Key research themes
1. What geographic and temporal factors influence fare evasion patterns in urban public transport systems?
This research area focuses on understanding how spatial, temporal, and inspection-related factors contribute to fare evasion behaviors in dense urban bus networks. It matters because fare evasion leads to significant revenue loss, social impacts, and operational challenges for transit authorities. Incorporating geographic components into analysis can uncover spatial heterogeneity in evasion tendencies enabling more effective targeting of inspections and policy interventions.
2. How do enforcement levels and inspection strategies affect fare evasion rates and can cost-effective methodologies optimize their allocation?

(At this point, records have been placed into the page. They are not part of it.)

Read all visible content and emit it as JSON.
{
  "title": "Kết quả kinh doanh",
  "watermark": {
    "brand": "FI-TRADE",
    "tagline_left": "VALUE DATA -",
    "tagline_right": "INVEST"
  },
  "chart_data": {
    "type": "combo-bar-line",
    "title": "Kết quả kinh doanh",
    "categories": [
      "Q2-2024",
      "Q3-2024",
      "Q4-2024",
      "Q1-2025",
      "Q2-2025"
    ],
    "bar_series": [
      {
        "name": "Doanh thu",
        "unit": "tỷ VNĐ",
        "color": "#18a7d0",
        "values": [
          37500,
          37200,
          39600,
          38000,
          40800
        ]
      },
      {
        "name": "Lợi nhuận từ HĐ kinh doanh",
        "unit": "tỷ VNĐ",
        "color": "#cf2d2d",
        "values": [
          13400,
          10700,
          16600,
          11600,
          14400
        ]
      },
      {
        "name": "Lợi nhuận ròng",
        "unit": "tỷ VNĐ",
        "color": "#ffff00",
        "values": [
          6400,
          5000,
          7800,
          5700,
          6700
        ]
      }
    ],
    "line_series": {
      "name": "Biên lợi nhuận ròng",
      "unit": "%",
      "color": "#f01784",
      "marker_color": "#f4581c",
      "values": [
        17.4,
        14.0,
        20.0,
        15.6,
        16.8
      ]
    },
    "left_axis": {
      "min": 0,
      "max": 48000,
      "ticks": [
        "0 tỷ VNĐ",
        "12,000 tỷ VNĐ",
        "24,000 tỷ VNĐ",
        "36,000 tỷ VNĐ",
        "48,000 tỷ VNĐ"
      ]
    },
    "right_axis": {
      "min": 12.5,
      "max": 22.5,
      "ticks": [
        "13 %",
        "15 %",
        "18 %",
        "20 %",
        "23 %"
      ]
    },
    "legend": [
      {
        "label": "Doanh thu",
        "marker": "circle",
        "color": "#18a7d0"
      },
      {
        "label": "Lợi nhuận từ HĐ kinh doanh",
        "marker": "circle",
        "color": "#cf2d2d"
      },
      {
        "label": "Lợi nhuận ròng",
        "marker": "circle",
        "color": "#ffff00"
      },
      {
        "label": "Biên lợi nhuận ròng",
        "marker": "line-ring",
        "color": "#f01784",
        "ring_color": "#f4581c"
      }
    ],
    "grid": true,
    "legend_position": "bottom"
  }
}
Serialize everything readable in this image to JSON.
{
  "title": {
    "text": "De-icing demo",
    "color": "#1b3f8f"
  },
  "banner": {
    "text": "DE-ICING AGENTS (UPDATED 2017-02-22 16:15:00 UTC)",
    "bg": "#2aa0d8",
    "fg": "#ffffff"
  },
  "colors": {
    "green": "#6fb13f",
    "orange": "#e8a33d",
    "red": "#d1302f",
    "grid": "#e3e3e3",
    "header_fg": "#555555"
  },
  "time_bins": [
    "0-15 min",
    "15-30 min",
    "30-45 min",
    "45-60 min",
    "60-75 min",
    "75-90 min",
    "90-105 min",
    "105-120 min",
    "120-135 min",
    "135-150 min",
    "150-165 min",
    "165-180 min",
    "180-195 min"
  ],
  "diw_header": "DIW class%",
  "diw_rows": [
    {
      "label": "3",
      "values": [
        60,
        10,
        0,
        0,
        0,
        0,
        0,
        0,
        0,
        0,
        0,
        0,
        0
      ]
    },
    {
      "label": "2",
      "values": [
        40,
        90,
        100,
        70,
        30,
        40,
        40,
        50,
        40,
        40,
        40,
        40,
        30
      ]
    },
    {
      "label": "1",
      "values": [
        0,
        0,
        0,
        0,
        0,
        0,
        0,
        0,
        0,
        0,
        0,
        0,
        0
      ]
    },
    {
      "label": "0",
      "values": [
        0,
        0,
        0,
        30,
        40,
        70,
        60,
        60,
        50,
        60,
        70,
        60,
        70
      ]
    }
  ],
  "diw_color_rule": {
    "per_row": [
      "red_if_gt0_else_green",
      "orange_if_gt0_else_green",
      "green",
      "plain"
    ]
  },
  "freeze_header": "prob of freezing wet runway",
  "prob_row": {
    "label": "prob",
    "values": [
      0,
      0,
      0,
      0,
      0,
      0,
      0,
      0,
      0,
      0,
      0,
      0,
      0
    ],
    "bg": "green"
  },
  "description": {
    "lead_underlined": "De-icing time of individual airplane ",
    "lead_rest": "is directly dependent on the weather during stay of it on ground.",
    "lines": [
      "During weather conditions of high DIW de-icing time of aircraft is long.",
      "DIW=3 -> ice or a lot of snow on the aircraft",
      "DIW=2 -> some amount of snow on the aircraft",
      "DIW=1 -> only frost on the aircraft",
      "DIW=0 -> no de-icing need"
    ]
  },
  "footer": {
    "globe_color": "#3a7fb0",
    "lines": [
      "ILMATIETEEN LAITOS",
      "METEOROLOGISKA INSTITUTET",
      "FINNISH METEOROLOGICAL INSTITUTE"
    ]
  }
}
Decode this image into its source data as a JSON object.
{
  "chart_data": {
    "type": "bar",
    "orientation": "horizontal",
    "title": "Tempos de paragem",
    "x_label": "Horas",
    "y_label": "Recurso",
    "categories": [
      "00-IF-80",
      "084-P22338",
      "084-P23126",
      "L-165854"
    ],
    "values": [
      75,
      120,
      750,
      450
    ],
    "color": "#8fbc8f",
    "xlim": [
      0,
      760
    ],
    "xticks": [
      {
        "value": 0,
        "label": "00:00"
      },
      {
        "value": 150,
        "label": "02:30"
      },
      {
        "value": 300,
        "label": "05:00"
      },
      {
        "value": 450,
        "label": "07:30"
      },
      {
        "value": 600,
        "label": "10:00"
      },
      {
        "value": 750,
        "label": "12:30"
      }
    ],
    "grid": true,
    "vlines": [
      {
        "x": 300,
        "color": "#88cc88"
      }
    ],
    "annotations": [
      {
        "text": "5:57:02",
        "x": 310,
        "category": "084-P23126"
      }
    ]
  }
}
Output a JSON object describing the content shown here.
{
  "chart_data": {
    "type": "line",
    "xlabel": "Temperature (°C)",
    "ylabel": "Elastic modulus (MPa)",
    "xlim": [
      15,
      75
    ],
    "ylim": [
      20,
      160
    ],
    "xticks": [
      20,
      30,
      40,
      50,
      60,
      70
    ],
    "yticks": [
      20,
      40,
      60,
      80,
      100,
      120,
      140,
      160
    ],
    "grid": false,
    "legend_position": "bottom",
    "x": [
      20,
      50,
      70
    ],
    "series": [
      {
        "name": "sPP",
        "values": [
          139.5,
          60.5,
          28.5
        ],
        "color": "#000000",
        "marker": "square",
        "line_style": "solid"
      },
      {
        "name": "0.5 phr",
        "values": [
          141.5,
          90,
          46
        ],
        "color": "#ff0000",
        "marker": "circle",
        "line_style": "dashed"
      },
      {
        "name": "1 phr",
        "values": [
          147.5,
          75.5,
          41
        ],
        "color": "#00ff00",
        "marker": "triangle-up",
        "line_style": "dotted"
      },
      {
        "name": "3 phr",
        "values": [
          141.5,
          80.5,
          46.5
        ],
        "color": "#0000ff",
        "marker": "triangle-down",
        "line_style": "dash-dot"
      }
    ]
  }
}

This theme zeroes in on the role of inspection intensity and enforcement mechanisms in deterring fare evasion. Given the costs of inspections and finite resources, determining the effectiveness of inspection strategies and their interactions with ridership and geographic demand patterns is crucial for transit agencies aiming to maximize compliance and revenue. Methodological innovations in data-driven, microeconomic-driven, or spatial models enhance decision-making for inspection allocation.
3. Can technology-enabled dynamic and differentiated pricing strategies reduce fare evasion and optimize public transport revenue and accessibility?
Advances in ICT such as smart card data and e-ticketing enable precise tracking of travel behavior, opening opportunities for dynamic pricing strategies that can potentially reduce fare evasion by aligning prices better to demand and user segments. This research area also explores how free fare policies and dynamic incentives shape ridership behavior and equity outcomes, thus impacting fare compliance and transport sustainability.